Ein Paradies für den Hochbegabten, der sich während der Wartezeit überlegt, wie das System funktioniert. Er entwickelt eine Theorie und leitet daraus eine Strategie ab. Er hat einen Plan, wie er die Flügel bewegen will, eine konkrete Idee, wie es sein muss, um möglichst schnell zum Überschlag zu kommen. Aber muss man das denn? Nein, und das ist das Geniale: Die Intensität dieses Fahrgeschäfts sucht jeder Flieger sich selbst aus. Man kann einen sehr coolen Höhenflug mit einer tollen Aussicht genießen - oder man macht es wie der Hochbegabte.

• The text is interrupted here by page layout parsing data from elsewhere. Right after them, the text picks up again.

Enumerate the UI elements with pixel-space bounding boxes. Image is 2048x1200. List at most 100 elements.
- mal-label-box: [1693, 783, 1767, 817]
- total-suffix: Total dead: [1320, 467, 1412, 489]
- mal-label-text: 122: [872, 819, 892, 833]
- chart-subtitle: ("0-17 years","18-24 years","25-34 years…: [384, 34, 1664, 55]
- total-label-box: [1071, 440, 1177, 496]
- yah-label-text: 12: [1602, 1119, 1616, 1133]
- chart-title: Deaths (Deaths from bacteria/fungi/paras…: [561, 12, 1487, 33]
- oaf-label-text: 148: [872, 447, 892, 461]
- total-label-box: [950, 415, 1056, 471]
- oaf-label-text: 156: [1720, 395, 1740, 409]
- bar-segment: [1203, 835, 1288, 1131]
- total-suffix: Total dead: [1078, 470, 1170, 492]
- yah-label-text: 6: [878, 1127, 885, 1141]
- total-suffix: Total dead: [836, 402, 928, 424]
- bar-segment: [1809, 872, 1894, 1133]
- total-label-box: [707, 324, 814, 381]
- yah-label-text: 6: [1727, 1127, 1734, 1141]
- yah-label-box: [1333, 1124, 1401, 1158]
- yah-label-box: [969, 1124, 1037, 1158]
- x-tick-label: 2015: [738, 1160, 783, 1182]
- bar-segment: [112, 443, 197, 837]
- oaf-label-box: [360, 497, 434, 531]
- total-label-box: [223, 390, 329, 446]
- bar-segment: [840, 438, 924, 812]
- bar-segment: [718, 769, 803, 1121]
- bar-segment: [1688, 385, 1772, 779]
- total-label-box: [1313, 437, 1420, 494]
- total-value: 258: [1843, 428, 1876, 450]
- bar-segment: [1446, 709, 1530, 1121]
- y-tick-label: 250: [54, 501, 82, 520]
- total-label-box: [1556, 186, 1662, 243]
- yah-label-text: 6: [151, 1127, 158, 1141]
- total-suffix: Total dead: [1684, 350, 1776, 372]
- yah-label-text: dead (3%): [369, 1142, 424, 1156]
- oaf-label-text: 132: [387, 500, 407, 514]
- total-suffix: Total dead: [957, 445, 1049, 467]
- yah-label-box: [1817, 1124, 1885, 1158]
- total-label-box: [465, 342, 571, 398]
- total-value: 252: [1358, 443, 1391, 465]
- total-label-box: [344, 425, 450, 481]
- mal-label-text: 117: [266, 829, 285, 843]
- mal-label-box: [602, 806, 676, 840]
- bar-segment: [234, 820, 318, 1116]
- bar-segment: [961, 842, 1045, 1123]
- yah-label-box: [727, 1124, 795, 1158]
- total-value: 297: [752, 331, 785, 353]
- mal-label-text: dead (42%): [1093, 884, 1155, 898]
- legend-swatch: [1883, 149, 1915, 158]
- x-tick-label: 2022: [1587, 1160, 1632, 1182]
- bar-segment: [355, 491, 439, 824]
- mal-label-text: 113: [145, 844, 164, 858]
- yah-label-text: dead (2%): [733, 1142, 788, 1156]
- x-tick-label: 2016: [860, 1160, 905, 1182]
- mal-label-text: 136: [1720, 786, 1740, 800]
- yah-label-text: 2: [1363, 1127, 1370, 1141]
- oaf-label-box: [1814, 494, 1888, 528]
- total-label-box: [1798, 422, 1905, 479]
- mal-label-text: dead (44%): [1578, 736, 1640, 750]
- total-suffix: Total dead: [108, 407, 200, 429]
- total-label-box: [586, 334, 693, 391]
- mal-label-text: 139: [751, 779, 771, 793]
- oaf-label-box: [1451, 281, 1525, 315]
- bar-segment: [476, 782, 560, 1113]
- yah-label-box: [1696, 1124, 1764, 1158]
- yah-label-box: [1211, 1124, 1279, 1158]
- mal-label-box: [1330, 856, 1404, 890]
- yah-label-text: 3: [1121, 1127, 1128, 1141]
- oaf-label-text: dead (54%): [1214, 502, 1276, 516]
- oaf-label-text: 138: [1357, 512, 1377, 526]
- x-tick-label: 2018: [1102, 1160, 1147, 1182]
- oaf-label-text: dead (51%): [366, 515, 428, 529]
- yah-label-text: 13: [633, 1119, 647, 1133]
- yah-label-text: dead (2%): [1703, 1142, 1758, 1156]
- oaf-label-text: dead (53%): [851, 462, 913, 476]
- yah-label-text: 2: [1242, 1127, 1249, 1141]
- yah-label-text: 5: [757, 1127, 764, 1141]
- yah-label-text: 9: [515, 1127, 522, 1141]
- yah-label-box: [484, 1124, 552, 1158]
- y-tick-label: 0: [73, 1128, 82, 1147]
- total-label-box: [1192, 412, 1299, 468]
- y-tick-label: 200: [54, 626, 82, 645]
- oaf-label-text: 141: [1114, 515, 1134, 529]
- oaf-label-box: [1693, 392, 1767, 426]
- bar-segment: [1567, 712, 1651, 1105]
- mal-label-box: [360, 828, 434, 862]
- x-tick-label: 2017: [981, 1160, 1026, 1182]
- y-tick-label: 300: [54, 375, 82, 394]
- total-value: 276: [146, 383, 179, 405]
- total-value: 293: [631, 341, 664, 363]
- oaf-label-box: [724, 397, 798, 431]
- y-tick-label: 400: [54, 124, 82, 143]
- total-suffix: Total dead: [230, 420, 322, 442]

Die Sitze sind also "freigeschaltet", ich warte noch, ich genieße den Moment. Der Arm beginnt, sich zu bewegen. Ich steige immer höher in die Luft auf, atme noch einmal tief durch und dann geht es los. Ich wende meine Strategie an (und verrate sie hier bewusst nicht, damit jeder es selbst ausprobieren kann, das ist ein richtiges Spielzeug!) - und sie geht auf. Ich schwinge nach links, nach rechts, nochmal links und schon gelingt mir der Überschlag. Einer? Reicht nicht (gestern war Einer toll) - meine Strategie beinhaltet das Ziel, den Rekord zu brechen, und ich ziehe sie durch. Ich merke, wie die Überschläge immer schneller und schneller werden, ich werde mittlerweile richtig in den Sitz gedrückt. Ich habe jegliche Orientierung verloren, ich weiß nicht mehr, wo ich bin, wer oder wie viele. Ich drehe mich schneller und schneller. Dann allerdings entschließe ich mich, die Strategie abzubrechen, nein, heute keinen Rekordversuch, der Magen meldet sich - ich lasse die Tragflächen los und sie klappen in die Ausgangsposition zurück. Die Überschläge werden langsamer, ich pendele mich wieder in horizontaler Lage ein. Die Sitze werden arretiert, die Fahrt endet. Ich steige aus: Am Ausgang ist eine Anzeigetafel, die genau anzeigt, wie viele Überschläge jeder einzelne Flieger geschafft hat. Ich bin stolz - meine erste Fahrt, es sind fünfzehn. Meine Theorie ist aufgegangen. Wissenschaft in action. Bei dieser Fahrt war ich Rekordhalter, aber Kleist neben mir hat dreizehn Überschläge geschafft, das ist fast genauso gut! Wer das mal in Aktion sehen möchte:


Kurzum: Es sehr geiles Teil. Man hat selbst die Kontrolle über den Flugverlauf - das finde ich reizvoll (und ich weiß, die Sannitanic hat zuhause einen Mann sitzen, der dieses Fahrgeschäft LIEBEN wird). Dieses irre Erlebnis, kombiniert mit meiner Kleist-Manipulation (denn ich wollte, dass er möglichst viel Vergnügen aus seiner ersten Kärnan-Fahrt bekommt), das war rundum ein superguter Tag. Ich bin glücklich und dankbar, dass man auch in so einer beschissenen Gesamtsituation noch so viel Spaß haben kann.

Rock on, die Saison hat gerade erst begonnen!